The first words from my boss’s mouth were “can we have a cuddle”, swiftly followed by “Congratulations!” I have a feeling it should have been the other way around but between us, the hormones took over and we were a little bit gaga by the new arrival. At three weeks old, she still had the delicious smell that only very fresh babies have; a mix of milk, clean skin and something that should Calvin Klein find out and decide to bottle it, he will never need to sell pants again. Intoxicated by this tiny person, I waltzed around, my arms filled with smallness and listened to her squeaking – she did sound a bit like a nervous guinea pig and I realised that while she wasn’t mine, there was something kicking around in my body that made an altogether louder noise. It was the sound of my ovaries clanging around and demanding that we have a baby. Right. NOW. Please. Thankfully, humans haven’t mastered the art of asexual reproduction, but oh baby do I want a baby. I want a baby more than anything (maybe even more than a pay rise). I was forced to relinquish the baby and hand her over to my boss as I had a meeting to go to (I do actually do some work) and floated down the stairs. I might have had a quick sniff of my shoulder where the baby had been snuggled into…I’m hoping no one saw me.
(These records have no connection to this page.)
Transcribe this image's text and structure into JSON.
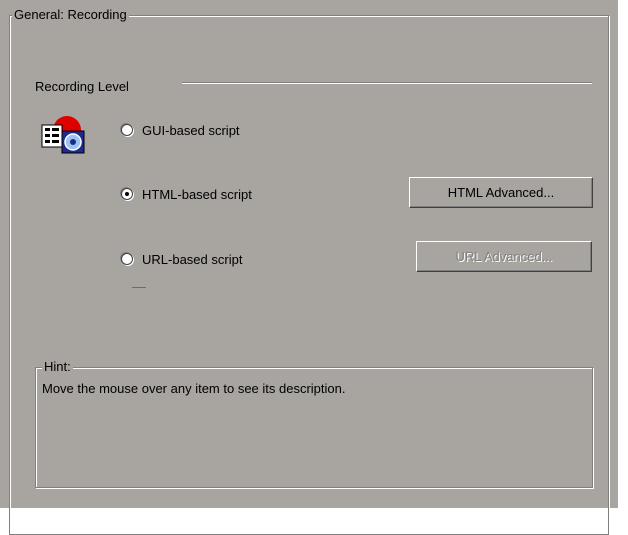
{
  "general_group": {
    "title": "General: Recording"
  },
  "recording_level": {
    "label": "Recording Level"
  },
  "options": [
    {
      "label": "GUI-based script",
      "selected": false
    },
    {
      "label": "HTML-based script",
      "selected": true
    },
    {
      "label": "URL-based script",
      "selected": false
    }
  ],
  "buttons": {
    "html_advanced": "HTML Advanced...",
    "url_advanced": "URL Advanced..."
  },
  "hint": {
    "title": "Hint:",
    "text": "Move the mouse over any item to see its description."
  },
  "icons": {
    "recording_level": "recording-level-icon"
  },
  "colors": {
    "panel": "#a8a4a0",
    "shadow": "#808080",
    "highlight": "#ffffff",
    "accent": "#1b8ca0"
  }
}
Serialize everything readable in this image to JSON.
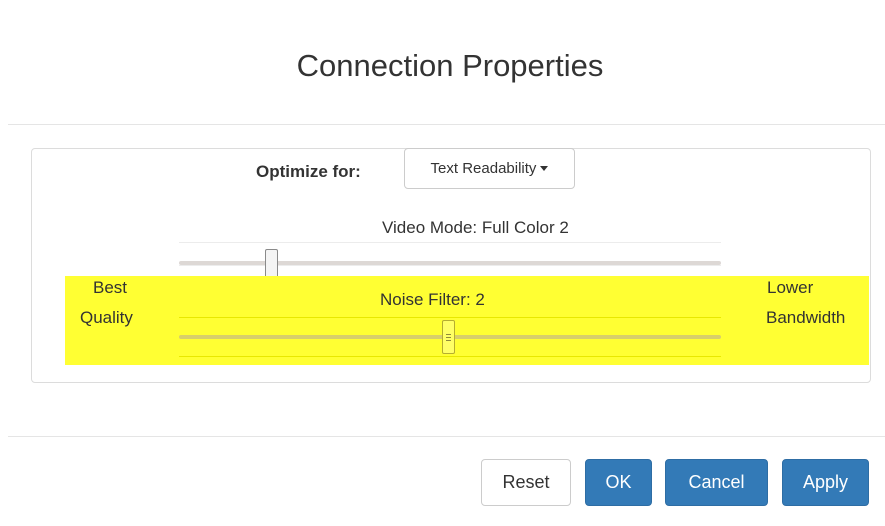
{
  "dialog": {
    "title": "Connection Properties"
  },
  "optimize": {
    "label": "Optimize for:",
    "selected": "Text Readability"
  },
  "video_mode": {
    "label": "Video Mode: Full Color 2",
    "level": 0.17
  },
  "noise_filter": {
    "label": "Noise Filter: 2",
    "level": 0.5,
    "left_label_line1": "Best",
    "left_label_line2": "Quality",
    "right_label_line1": "Lower",
    "right_label_line2": "Bandwidth"
  },
  "buttons": {
    "reset": "Reset",
    "ok": "OK",
    "cancel": "Cancel",
    "apply": "Apply"
  },
  "colors": {
    "highlight": "#ffff33",
    "primary": "#337ab7"
  },
  "icons": {
    "dropdown_caret": "caret-down-icon",
    "slider_grip": "grip-lines-icon"
  }
}
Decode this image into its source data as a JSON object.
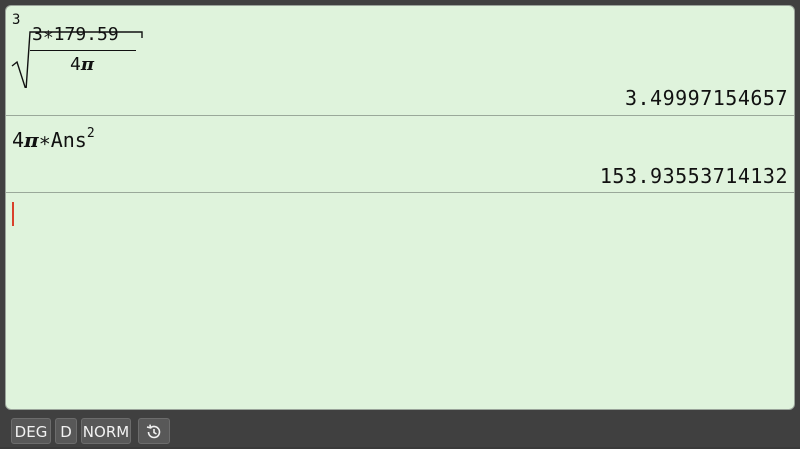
{
  "history": [
    {
      "expression": {
        "root_index": "3",
        "numerator": "3∗179.59",
        "denominator_coef": "4",
        "denominator_symbol": "π"
      },
      "result": "3.49997154657"
    },
    {
      "expression": {
        "coef": "4",
        "symbol": "π",
        "op": "∗Ans",
        "exponent": "2"
      },
      "result": "153.93553714132"
    }
  ],
  "status": {
    "angle_mode": "DEG",
    "display_mode": "D",
    "number_format": "NORM",
    "history_icon": "history-icon"
  },
  "colors": {
    "display_bg": "#dff3dc",
    "cursor": "#d9402b",
    "status_bg": "#404040"
  }
}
And while I do want a baby, more specifically, I want a baby with The Boy, I am happy to wait a bit longer. While I’m not the most traditional of women, I would like to do the baby thing when we are married (110 days to go…in case you wanted to know) and when I have been at my job for a good couple of years. Not because I think you have to be married to have a baby, not because I we couldn’t support a baby now but just because, in my head, I want to do it the “right” way round. That “right” way round is only the “right” way for The Boy and I – its how we have discussed it and how we are going to do it. On a very selfish note, I’m still loving having him to myself in our relationship and I know that when it is our time for a baby, things will change. What we thought was free time will change and I will have to “share” him with our baby. I don’t for one second imagine it will be easy or as rose-tinted as I think it will be so for now, I am content for my clanging ovaries and I to sneak a baby cuddle when we can. Not to mention, going back on birth control has sorted that “accidental” baby issue out. It will be our time. Just not yet.